There’s a lie that restoration means minimising the failure, downplaying the damage, or polishing up a testimony. Sweeping it under the tarmac. No, gospel restoration is honest. Peter didn’t bounce back like a Whac-A-Mole. He broke. And Jesus built him anew. Not as a leader who could never fall again, but one who knows what it means to be caught by mercy.
My subscription list is growing so I may not necessary know who you are, but if you’re carrying failure like it’s the end of your story, remember the smell of fish on the fire. This isn’t the kind of grace that excuses. It’s the kind that transforms. There’s a path from shame to calling, but it walks through the truth. No rewriting. Just redeeming.
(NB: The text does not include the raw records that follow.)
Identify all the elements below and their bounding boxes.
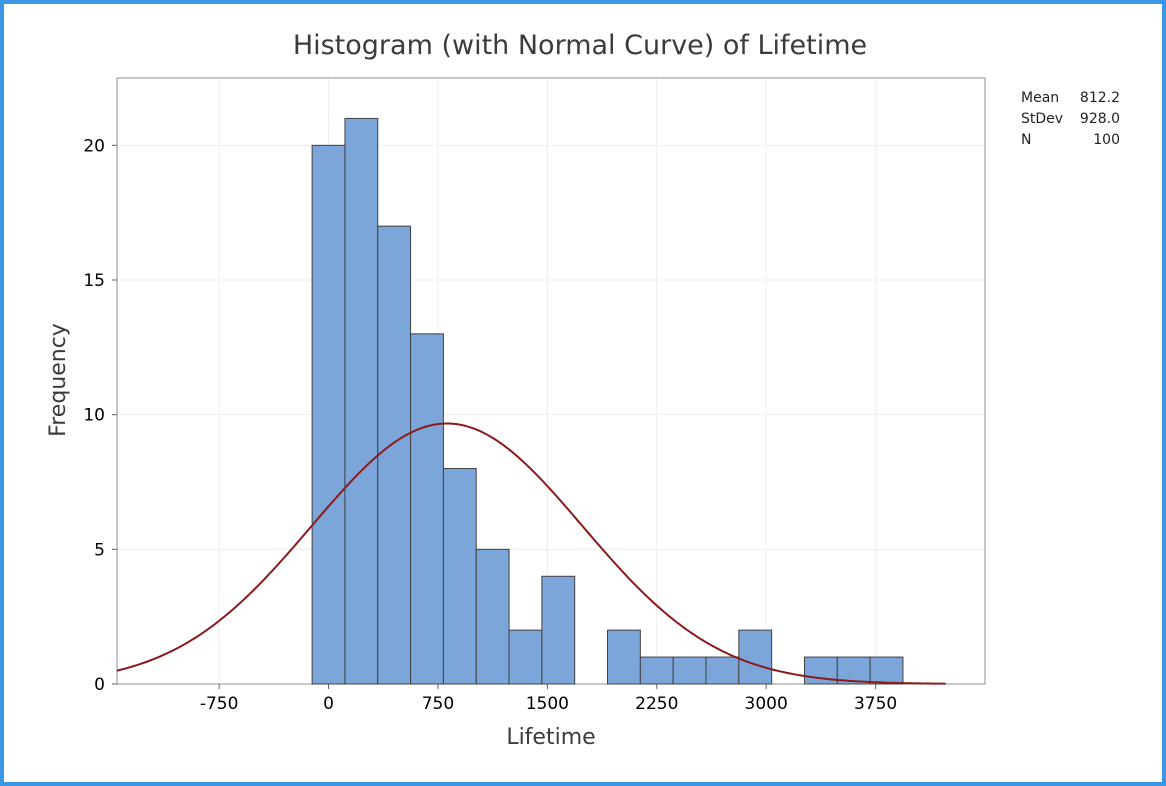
histogram-bar [442,468,477,685]
stat-value: 928.0 [1080,111,1120,127]
x-tick-label: 3000 [745,694,788,714]
x-tick-label: 2250 [635,694,678,714]
x-tick-label: 3750 [854,694,897,714]
y-tick-label: 10 [83,406,105,426]
x-tick-label: 1500 [526,694,569,714]
stats-legend: Mean 812.2 StDev 928.0 N 100 [1021,90,1120,148]
y-axis-label: Frequency [46,323,71,437]
x-tick-label: -750 [200,694,239,714]
histogram-bar [311,144,346,685]
y-tick-label: 0 [94,675,105,695]
chart-title: Histogram (with Normal Curve) of Lifetim… [293,30,867,61]
histogram-bar [738,629,773,685]
stat-value: 812.2 [1080,90,1120,106]
x-tick-label: 750 [422,694,454,714]
histogram-bar [541,575,576,685]
x-tick-label: 0 [323,694,334,714]
stat-value: 100 [1093,132,1120,148]
stat-label: StDev [1021,111,1063,127]
y-tick-label: 5 [94,540,105,560]
histogram-bar [410,333,444,685]
y-axis-ticks: 0 5 10 15 20 [83,136,117,695]
x-axis-ticks: -750 0 750 1500 2250 3000 3750 [200,684,897,714]
histogram-bar [344,117,379,685]
histogram-bar [475,548,510,685]
histogram-bar [869,656,904,685]
y-tick-label: 20 [83,136,105,156]
normal-curve-group [116,422,946,685]
histogram-bar [508,629,543,685]
histogram-bar [639,656,674,685]
histogram-bars [311,117,904,685]
stat-label: N [1021,132,1031,148]
histogram-bar [705,656,740,685]
stat-label: Mean [1021,90,1059,106]
histogram-bar [607,629,641,685]
histogram-bar [377,225,412,685]
x-axis-label: Lifetime [506,725,595,750]
normal-curve [116,422,946,685]
histogram-bar [672,656,707,685]
y-tick-label: 15 [83,271,105,291]
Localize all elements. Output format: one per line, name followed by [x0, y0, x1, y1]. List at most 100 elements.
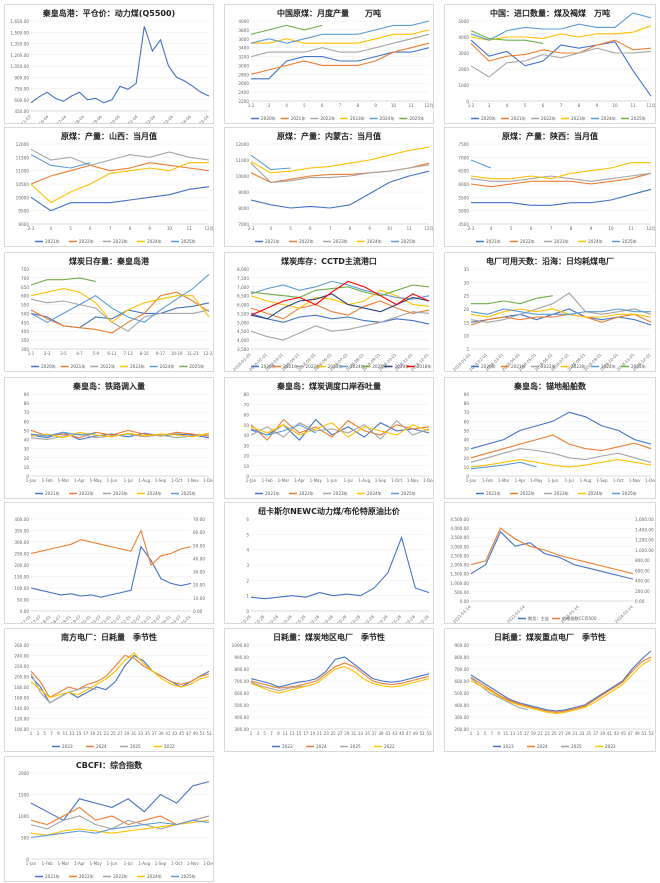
x-tick-label: 1-Sep: [155, 478, 167, 483]
y-tick-label: 0: [246, 609, 249, 614]
series-line: [250, 24, 323, 35]
y-tick-label: 3,500: [237, 347, 249, 352]
x-tick-label: 51: [642, 731, 648, 736]
x-tick-label: 1-Nov: [187, 478, 199, 483]
y-tick-label: 500.00: [454, 691, 469, 696]
series-line: [470, 313, 652, 326]
x-tick-label: 9: [57, 731, 60, 736]
chart-title: 日耗量：煤炭重点电厂 季节性: [494, 633, 606, 642]
x-tick-label: 8: [129, 226, 132, 231]
series-line: [30, 429, 210, 439]
x-tick-label: 1-Jul: [124, 478, 133, 483]
y-tick-label: 4500: [458, 222, 469, 227]
legend-label: 2023年: [113, 238, 128, 245]
legend-label: 2023: [282, 744, 293, 749]
legend-label: 2022年: [79, 873, 94, 880]
y-tick-label: 900.00: [454, 643, 469, 648]
legend-label: 2023年: [113, 490, 128, 497]
x-tick-label: 7-13: [124, 351, 134, 356]
y-tick-label: 2200: [238, 99, 249, 104]
x-tick-label: 1-Sep: [155, 861, 167, 866]
x-tick-label: 6: [530, 226, 533, 231]
x-tick-label: 31: [131, 731, 137, 736]
y-tick-label: 4,500.00: [450, 517, 469, 522]
y-tick-label: 2000: [18, 771, 29, 776]
series-line: [30, 186, 210, 212]
chart-panel-p16: 日耗量：煤炭地区电厂 季节性 1000.00 900.00 800.00 700.00 6…: [224, 628, 434, 752]
y-tick-label: 40: [464, 438, 470, 443]
y-tick-label: 80: [464, 401, 470, 406]
x-tick-label: 9: [148, 226, 151, 231]
y-tick-label: 500: [21, 836, 29, 841]
x-tick-label: 2020-07: [86, 614, 102, 624]
y-tick-label: 50: [464, 428, 470, 433]
y-tick-label: 2600: [238, 81, 249, 86]
chart-panel-p9: 秦皇岛：铁路调入量 90 80 70 60 50 40 30 20 10 0 1-Jan 1-Feb 1-…: [4, 377, 214, 499]
y-tick-label: 3000: [238, 63, 249, 68]
y-tick-label: 450: [21, 320, 29, 325]
x-tick-label: 5: [289, 226, 292, 231]
y-tick-label: 300.00: [14, 540, 29, 545]
x-tick-label: 8: [357, 103, 360, 108]
y-tick-label: 90: [24, 392, 30, 397]
y-tick-label: 3000: [458, 51, 469, 56]
x-tick-label: 8: [570, 226, 573, 231]
x-tick-label: 1-Apr: [74, 861, 85, 866]
chart-svg: 1000.00 900.00 800.00 700.00 600.00 500.00 400…: [232, 643, 432, 749]
y-tick-label: 120.00: [14, 717, 29, 722]
chart-svg: 2000 1500 1000 500 01-Jan 1-Feb 1-Mar 1-Apr 1-Ma…: [18, 771, 213, 880]
y-tick-label: 7,000: [237, 285, 249, 290]
series-line: [470, 30, 544, 44]
series-line: [30, 545, 192, 598]
legend-label: 2023年: [333, 238, 348, 245]
legend-label: 2022年: [100, 363, 115, 370]
x-tick-label: 11: [628, 226, 634, 231]
x-tick-label: 2023-04: [159, 114, 175, 124]
y-tick-label: 3,500.00: [450, 535, 469, 540]
chart-panel-p17: 日耗量：煤炭重点电厂 季节性 900.00 800.00 700.00 600.00 50…: [444, 628, 656, 752]
y-tick-label: 1,200.00: [10, 53, 29, 58]
x-tick-label: 3: [477, 731, 480, 736]
legend-label: 2024: [96, 744, 107, 749]
x-tick-label: 9: [596, 103, 599, 108]
y-tick-label: 650: [21, 285, 29, 290]
chart-svg: 65432102011-10-282012-10-282013-10-28201…: [232, 517, 430, 623]
chart-panel-p6: 煤炭日存量：秦皇岛港 750 700 650 600 550 500 450 400 350 300…: [4, 252, 214, 372]
chart-svg: 900.00 800.00 700.00 600.00 500.00 400.00 300.…: [454, 643, 654, 749]
y-tick-label: 1000.00: [232, 643, 250, 648]
series-line: [30, 781, 210, 822]
series-line: [250, 418, 430, 441]
chart-panel-p18: CBCFI：综合指数 2000 1500 1000 500 0 1-Jan 1-Feb 1-Ma…: [4, 756, 214, 882]
y-tick-label: 400: [21, 329, 29, 334]
y-tick-label: 600.00: [234, 691, 249, 696]
x-tick-label: 23: [104, 731, 110, 736]
x-tick-label: 13: [510, 731, 516, 736]
x-tick-label: 39: [379, 731, 385, 736]
chart-svg: 80 70 60 50 40 30 20 10 01-Jan 1-Feb 1-Mar 1-Apr 1-M…: [244, 392, 433, 497]
legend-label: 2024: [316, 744, 327, 749]
legend-label: 2021年: [283, 363, 298, 370]
x-tick-label: 2020-04: [105, 114, 121, 124]
series-line: [470, 434, 652, 459]
legend-label: 2025: [350, 744, 361, 749]
series-line: [30, 26, 210, 104]
y-tick-label: 800.00: [454, 655, 469, 660]
x-tick-label: 5: [263, 731, 266, 736]
legend-label: 2025年: [189, 363, 204, 370]
legend-label: 2023年: [328, 363, 343, 370]
x-tick-label: 47: [628, 731, 634, 736]
x-tick-label: 2024-04: [177, 114, 193, 124]
y-tick-label: 100.00: [14, 586, 29, 591]
y-tick-label: 7500: [458, 142, 469, 147]
x-tick-label: 2-3: [44, 351, 51, 356]
x-tick-label: 9: [374, 103, 377, 108]
y-tick-label: 5000: [458, 209, 469, 214]
x-tick-label: 5: [510, 226, 513, 231]
legend-label: 2022年: [520, 490, 535, 497]
x-tick-label: 2024-07: [166, 614, 182, 624]
x-tick-label: 1-2: [248, 103, 255, 108]
y-tick-label: 7,500: [237, 276, 249, 281]
x-tick-label: 45: [399, 731, 405, 736]
y2-tick-label: 60.00: [193, 530, 205, 535]
legend-label: 2023年: [130, 363, 145, 370]
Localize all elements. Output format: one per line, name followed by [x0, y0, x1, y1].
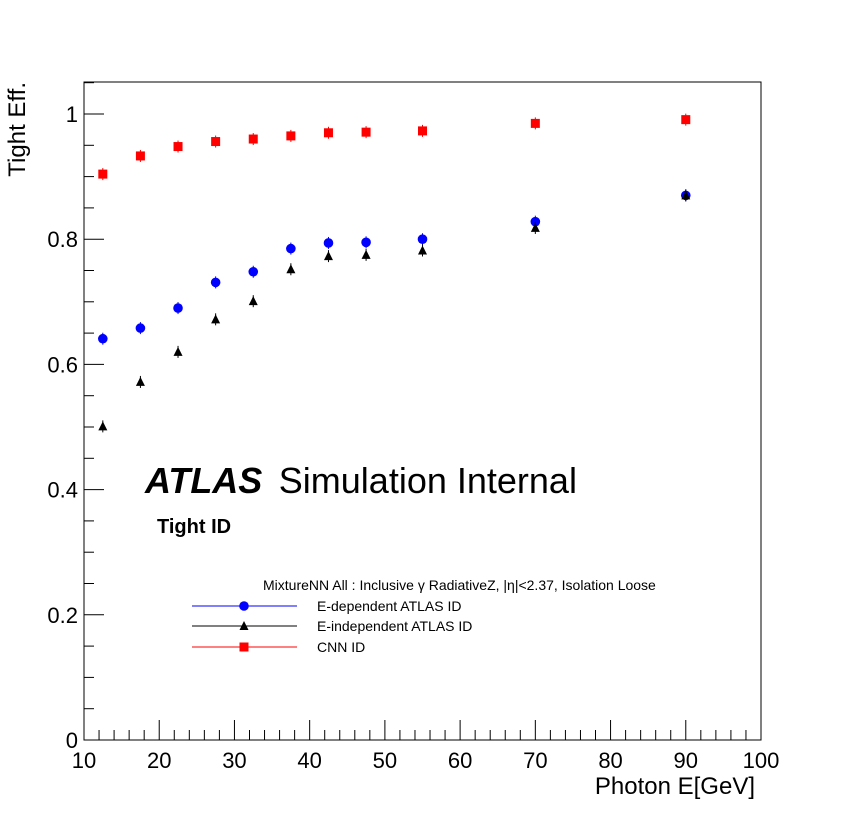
- legend-marker: [239, 642, 249, 652]
- legend-header: MixtureNN All : Inclusive γ RadiativeZ, …: [263, 577, 656, 593]
- y-tick-label: 0.2: [47, 603, 78, 628]
- data-point: [361, 237, 371, 248]
- data-point: [286, 131, 296, 141]
- data-point: [681, 115, 691, 125]
- legend: E-dependent ATLAS ID E-independent ATLAS …: [192, 598, 472, 655]
- x-axis-ticks: 10 20 30 40 50 60 70 80 90 100: [72, 720, 780, 773]
- data-point: [361, 127, 371, 137]
- data-point: [323, 238, 334, 248]
- x-tick-label: 100: [743, 748, 780, 773]
- data-point: [417, 234, 428, 244]
- data-point: [98, 421, 108, 431]
- y-tick-label: 0.4: [47, 478, 78, 503]
- data-point: [98, 333, 108, 344]
- x-tick-label: 80: [598, 748, 622, 773]
- data-point: [210, 277, 221, 288]
- x-axis-title: Photon E[GeV]: [595, 773, 755, 800]
- y-axis-ticks: 0 0.2 0.4 0.6 0.8 1: [47, 82, 104, 753]
- data-point: [418, 245, 427, 255]
- data-point: [286, 264, 296, 274]
- plot-frame: [83, 81, 762, 741]
- x-tick-label: 90: [674, 748, 698, 773]
- series-triangle: [98, 189, 691, 433]
- x-tick-label: 40: [297, 748, 321, 773]
- data-point: [530, 216, 541, 227]
- y-tick-label: 0: [66, 728, 78, 753]
- y-tick-label: 0.8: [47, 227, 78, 252]
- data-point: [173, 142, 183, 152]
- legend-label: E-independent ATLAS ID: [317, 618, 472, 634]
- data-point: [248, 296, 258, 306]
- x-tick-label: 60: [448, 748, 472, 773]
- data-point: [248, 134, 258, 144]
- data-marks: [98, 113, 691, 433]
- data-point: [135, 376, 145, 386]
- data-point: [681, 190, 691, 200]
- data-point: [135, 323, 146, 333]
- data-point: [323, 128, 333, 138]
- x-tick-label: 50: [373, 748, 397, 773]
- x-tick-label: 20: [147, 748, 171, 773]
- series-circle: [98, 189, 691, 345]
- x-tick-label: 70: [523, 748, 547, 773]
- legend-marker: [239, 621, 249, 630]
- y-tick-label: 1: [66, 102, 78, 127]
- legend-label: E-dependent ATLAS ID: [317, 598, 462, 614]
- atlas-label: ATLAS Simulation Internal: [144, 460, 577, 501]
- legend-marker: [239, 601, 249, 611]
- y-axis-title: Tight Eff.: [4, 82, 31, 177]
- data-point: [211, 314, 221, 324]
- data-point: [286, 243, 296, 254]
- data-point: [248, 266, 259, 277]
- data-point: [530, 222, 540, 232]
- data-point: [135, 151, 145, 161]
- data-point: [530, 118, 540, 128]
- series-square: [98, 113, 691, 181]
- y-tick-label: 0.6: [47, 352, 78, 377]
- data-point: [361, 249, 371, 259]
- data-point: [173, 303, 183, 313]
- atlas-label-rest: Simulation Internal: [279, 460, 577, 501]
- data-point: [98, 169, 108, 179]
- data-point: [323, 251, 333, 261]
- x-tick-label: 30: [222, 748, 246, 773]
- data-point: [173, 346, 183, 356]
- tight-id-label: Tight ID: [157, 516, 231, 538]
- data-point: [418, 126, 427, 136]
- data-point: [211, 137, 221, 147]
- legend-label: CNN ID: [317, 639, 365, 655]
- x-tick-label: 10: [72, 748, 96, 773]
- atlas-label-bold: ATLAS: [144, 460, 262, 501]
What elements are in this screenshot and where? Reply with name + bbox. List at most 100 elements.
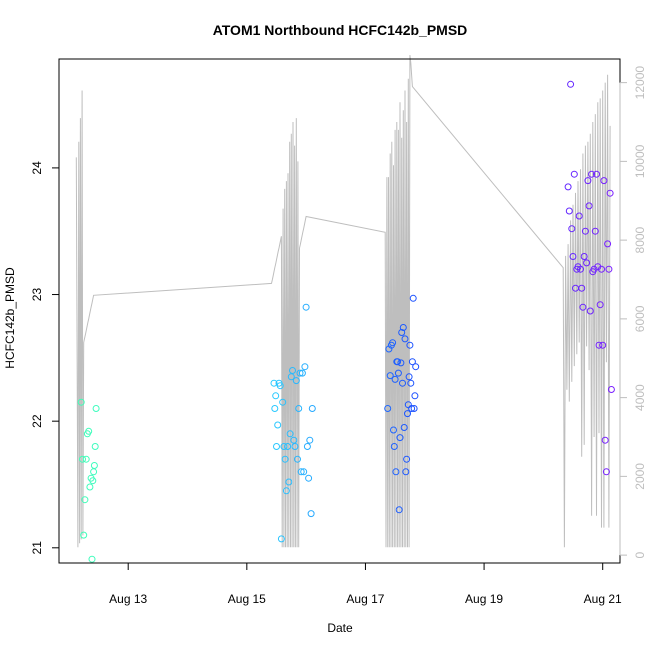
x-tick-label: Aug 17 [346, 592, 384, 606]
data-point [290, 436, 298, 444]
x-tick-label: Aug 21 [584, 592, 622, 606]
data-point [595, 341, 603, 349]
data-points-layer [77, 80, 615, 563]
data-point [85, 427, 93, 435]
data-point [578, 284, 586, 292]
data-point [291, 443, 299, 450]
data-point [588, 170, 596, 178]
y-right-tick-label: 4000 [633, 384, 647, 411]
data-point [606, 189, 614, 197]
data-point [274, 421, 282, 429]
data-point [401, 335, 409, 343]
data-point [564, 183, 572, 191]
data-point [596, 301, 604, 309]
data-point [604, 240, 612, 248]
data-point [284, 443, 292, 450]
data-point [277, 535, 285, 543]
y-axis-label: HCFC142b_PMSD [3, 267, 17, 369]
data-point [298, 369, 306, 377]
data-point [300, 468, 308, 476]
chart-title: ATOM1 Northbound HCFC142b_PMSD [213, 22, 468, 38]
data-point [89, 477, 97, 485]
data-point [81, 496, 89, 504]
data-point [585, 202, 593, 210]
data-point [404, 410, 411, 418]
data-point [302, 303, 310, 311]
data-point [270, 379, 278, 387]
data-point [399, 324, 407, 331]
data-point [593, 170, 600, 178]
data-point [602, 468, 610, 476]
data-point [591, 227, 599, 235]
data-point [568, 225, 576, 233]
data-point [276, 382, 284, 390]
data-point [395, 506, 403, 514]
y-left-tick-label: 22 [30, 414, 44, 428]
data-point [411, 392, 419, 400]
data-point [295, 405, 303, 412]
data-point [598, 265, 605, 273]
data-point [92, 405, 100, 412]
y-left-tick-label: 21 [30, 541, 44, 555]
right-axis-series-line [75, 55, 611, 548]
data-point [307, 510, 315, 518]
data-point [384, 405, 392, 412]
data-point [402, 468, 410, 476]
data-point [605, 265, 613, 273]
y-left-tick-label: 23 [30, 288, 44, 302]
data-point [77, 398, 85, 406]
data-point [294, 455, 301, 463]
data-point [601, 436, 609, 444]
data-point [570, 170, 578, 178]
data-point [86, 483, 94, 491]
data-point [297, 468, 305, 476]
right-axis-line-layer [75, 55, 611, 548]
data-point [390, 426, 397, 434]
data-point [567, 80, 575, 88]
data-point [305, 474, 313, 482]
x-axis-label: Date [327, 621, 353, 635]
data-point [79, 455, 86, 463]
data-point [389, 339, 397, 347]
data-point [88, 555, 96, 563]
y-right-tick-label: 10000 [633, 144, 647, 178]
y-left-tick-label: 24 [30, 161, 44, 175]
data-point [289, 367, 296, 374]
data-point [607, 386, 615, 393]
data-point [391, 375, 399, 383]
x-tick-label: Aug 13 [109, 592, 147, 606]
data-point [584, 177, 592, 185]
data-point [406, 341, 414, 349]
data-point [577, 265, 584, 273]
data-point [579, 303, 587, 311]
data-point [91, 443, 99, 450]
data-point [306, 436, 314, 444]
data-point [292, 377, 300, 385]
y-right-tick-label: 6000 [633, 305, 647, 332]
data-point [273, 443, 280, 450]
data-point [408, 405, 416, 412]
data-point [397, 359, 405, 367]
data-point [80, 531, 88, 539]
data-point [394, 369, 402, 377]
y-right-tick-label: 12000 [633, 66, 647, 100]
data-point [390, 443, 398, 450]
data-point [575, 212, 583, 220]
data-point [599, 341, 607, 349]
data-point [282, 487, 290, 495]
data-point [410, 405, 418, 412]
y-right-tick-label: 2000 [633, 463, 647, 490]
data-point [271, 405, 279, 412]
data-point [565, 207, 573, 215]
data-point [581, 227, 589, 235]
data-point [392, 468, 400, 476]
data-point [279, 398, 287, 406]
data-point [286, 430, 294, 438]
data-point [296, 369, 304, 377]
y-axis-left: 21 22 23 24 [30, 161, 59, 555]
data-point [90, 462, 98, 469]
data-point [301, 363, 309, 371]
y-axis-right: 0 2000 4000 6000 8000 10000 12000 [619, 66, 647, 558]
And for those privileged friends of mine who lead, care or minister restoration with others, notice the pace. It’s not like me; task-driven, in a rush, save the world in a day. Jesus doesn’t lecture. He feeds. He listens. He cares. He listens. He invites. He waits. We rush too fast to reinstate or reject, but Christ restores through communion before commission. The table comes before the task. And the conversation isn’t strategy. It’s love.
So don’t pretend the charcoal fire never happened. Don’t write it out of your story. It’s part of the gospel now. Grace met you there. Grace cooked breakfast. Grace spoke your name three times and didn’t flinch once. And grace still says, Follow Me.